Overview

The following items can help you understand eDirectory driver security:

• The driver uses SSL sockets to provide authentication and a secure connection. SSL uses digital certificates to allow the parties to an SSL connection to authenticate one another. Identity Manager in turn uses Novell Certificate Server certificates for secure management of sensitive data.
• To use the driver, you must have the Novell^® Certificate Server^TM running in each tree. We recommend that you use the Certificate Authority from one of the trees containing the driver to issue the certificates used for SSL. If your tree does not have a Certificate Authority, you will need to create one. You can use an external Certificate Authority.
• The Novell implementation of SSL that the driver uses is based on Novell Secure Authentication Services (SAS) for eDirectory 8.6.2, and NTLS for eDirectory 8.7.x. These must be installed and configured on the server on which the driver is to run, which is usually done automatically by eDirectory.
• To configure driver security, it is necessary to create and reference certificates in the eDirectory trees that will be connected using the driver. Certificate objects in eDirectory are called Key Material Objects (KMOs) because they securely contain both the certificate data (including the public key) and the private key associated with the certificate.

  A minimum of two KMOs (one KMO per tree) must be created for use with the DirXML Driver for eDirectory. This section explains using a single KMO per tree.

  The NDS2NDS Driver Certificate wizard sets up the KMOs.

• For more information:
  • For an overview of Novell Certificate Server, see the Novell Certificate Server online documentation.
  • For more information on CAs, and in particular for information about setting up Certificate Authorities in your trees, see Setting Up Novell PKI Services.

Procedure

This section explains using a single KMO per tree. Before you begin, find out the tree name or IP address of the destination server.

To configure your eDirectory system to handle secure Identity Manager data transfers:

1. Launch iManager and authenticate to your first tree.

2. Click DirXML Utilities > NDS2NDS Driver Certificates.

3. At the Welcome page, enter the requested information for the first tree.

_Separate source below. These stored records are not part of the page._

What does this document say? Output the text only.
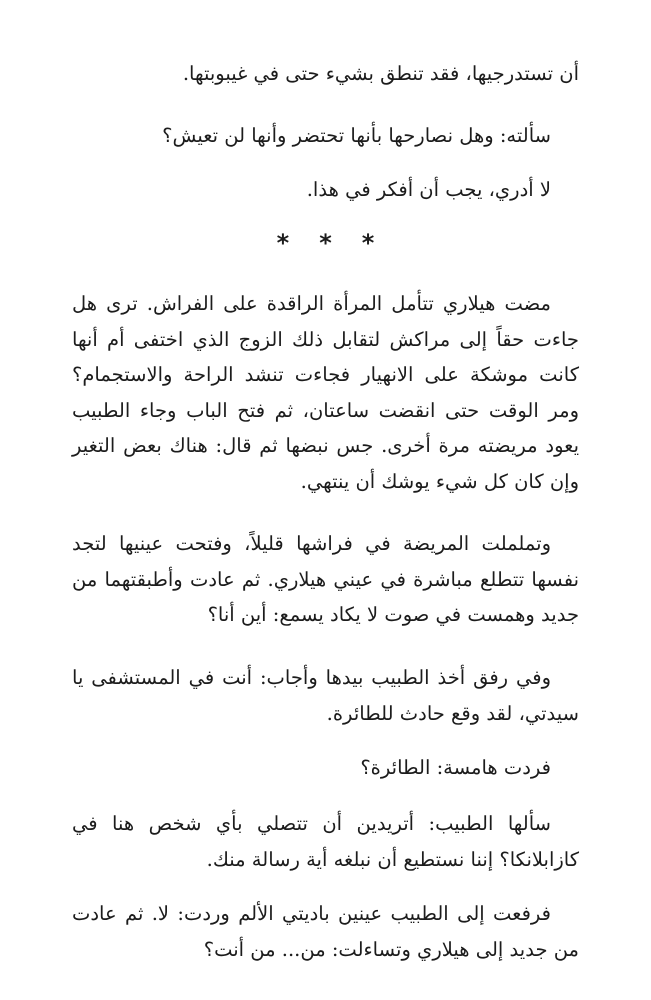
أن تستدرجيها، فقد تنطق بشيء حتى في غيبوبتها.

سألته: وهل نصارحها بأنها تحتضر وأنها لن تعيش؟

لا أدري، يجب أن أفكر في هذا.

* * *

مضت هيلاري تتأمل المرأة الراقدة على الفراش. ترى هل جاءت حقاً إلى مراكش لتقابل ذلك الزوج الذي اختفى أم أنها كانت موشكة على الانهيار فجاءت تنشد الراحة والاستجمام؟ ومر الوقت حتى انقضت ساعتان، ثم فتح الباب وجاء الطبيب يعود مريضته مرة أخرى. جس نبضها ثم قال: هناك بعض التغير وإن كان كل شيء يوشك أن ينتهي.

وتململت المريضة في فراشها قليلاً، وفتحت عينيها لتجد نفسها تتطلع مباشرة في عيني هيلاري. ثم عادت وأطبقتهما من جديد وهمست في صوت لا يكاد يسمع: أين أنا؟

وفي رفق أخذ الطبيب بيدها وأجاب: أنت في المستشفى يا سيدتي، لقد وقع حادث للطائرة.

فردت هامسة: الطائرة؟

سألها الطبيب: أتريدين أن تتصلي بأي شخص هنا في كازابلانكا؟ إننا نستطيع أن نبلغه أية رسالة منك.

فرفعت إلى الطبيب عينين باديتي الألم وردت: لا. ثم عادت من جديد إلى هيلاري وتساءلت: من... من أنت؟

   Default values are provided using objects in the tree that you authenticated to when you launched iManager. You must enter or confirm the following information:

   • Driver DN: Type the distinguished name of the eDirectory driver, for example, EDir-Workforce.Employee Provisioning.Services.YourOrgName
   • The tree name: Enter the IP address for the Workforce Tree.
   • A username for an account with Admin privileges, for example, Admin.
   • The password for the user.
   • The user's context, for example Services.YourOrgName

4. Click Next.

   The wizard uses the information you entered to authenticate to the first tree, verify the driver DN, and verify that the driver is associated with a server.

5. Enter the requested information for the second tree.

   At the Welcome page, enter the requested information for the first tree.

   Enter or confirm the following information:

   • Driver DN: Type the distinguished name of the eDirectory driver, for example, EDir-Account.DriverSet.YourOrgName
   • The tree name: Type the tree name or IP address for the Account Tree.
   • A username for an account with Admin privileges, for example, Admin.
   • The password for the user.
   • The user's context, for example, London.YourOrgName

6. Click Next.

   The wizard uses the information you entered to authenticate to the second tree, verify the driver DN, and verify that the driver is associated with a server.

7. Review the information on the Summary Page, and click Finish.

   If KMOs already existed for these trees, the wizard deletes them and then does the following:

   • Exports the trusted root of the CA in tree one.
   • Creates KMO objects.
   • Issues a certificate signing request.
   • Places certificate key pair names in the drivers' Authentication ID.